Considering that 29% of households have less than $1,000 in savings, and the average savings account balance is $17,750, it’s impressive how many people find a way into home ownership. But on the flip side, many are left out in the cold as a result of a financial barrier to entry.

Enter modular homes as a possible solution.

What is a modular home?

A modular home (also known as a prefabricated home) is entirely built in a factory, transported in parts, and assembled at the final construction site. The home looks like its traditional on-site developed counterparts but can be built and disassembled faster.

By purchasing a modular home instead of building one on-site, buyers can often get a new home sooner and cheaper. However, there are a few pros and cons you should consider before you decide whether modular is the way for you.

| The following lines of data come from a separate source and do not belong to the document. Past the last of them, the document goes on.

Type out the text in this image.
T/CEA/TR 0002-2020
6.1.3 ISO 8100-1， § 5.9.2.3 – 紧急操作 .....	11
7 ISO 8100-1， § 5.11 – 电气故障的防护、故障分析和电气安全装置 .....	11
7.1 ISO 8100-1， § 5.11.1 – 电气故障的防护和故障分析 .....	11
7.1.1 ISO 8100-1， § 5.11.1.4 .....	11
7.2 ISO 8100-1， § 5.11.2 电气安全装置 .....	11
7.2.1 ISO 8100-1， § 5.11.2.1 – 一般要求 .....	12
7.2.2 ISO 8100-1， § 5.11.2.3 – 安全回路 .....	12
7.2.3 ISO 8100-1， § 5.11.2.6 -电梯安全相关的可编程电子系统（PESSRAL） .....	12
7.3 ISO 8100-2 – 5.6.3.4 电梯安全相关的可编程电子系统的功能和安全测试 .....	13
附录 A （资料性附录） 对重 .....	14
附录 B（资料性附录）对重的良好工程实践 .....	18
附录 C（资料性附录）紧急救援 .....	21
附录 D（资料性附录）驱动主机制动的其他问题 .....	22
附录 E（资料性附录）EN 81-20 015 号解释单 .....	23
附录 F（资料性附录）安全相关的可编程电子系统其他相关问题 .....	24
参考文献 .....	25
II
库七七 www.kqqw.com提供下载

Pros and cons of modular homes


  • Portability: While modular buildings are generally built to be permanent structures, some designs can be disassembled so you can pick up and leave anytime you desire.
  • Quicker build: Since modular homes are built in a factory, unfavorable weather conditions don’t delay construction. Also, much of the assembly is already done, which cuts down the building time for the final construction.
  • Lower cost: Using conventional construction methods can cost $150 to $250 per square foot if you’re building a standard, non-luxury home. Modular construction can cost 10% to 20% less thanks to assembly line efficiency.


  • You can’t customize as much: While you have some customization options with modular buildings, most designs come with limits on alteration.
  • You need to be near the factory: To keep cost and effort under control, buyers should try to purchase a modular home from the closest factory/company to them. Otherwise, you could end up paying for extensive transport costs.
  • Zoning is an obstacle: Modular buildings are relatively new to the construction industry, and local zoning boards are still catching up. You may run into some outdated zoning rules that could derail the project or even prevent you from building altogether.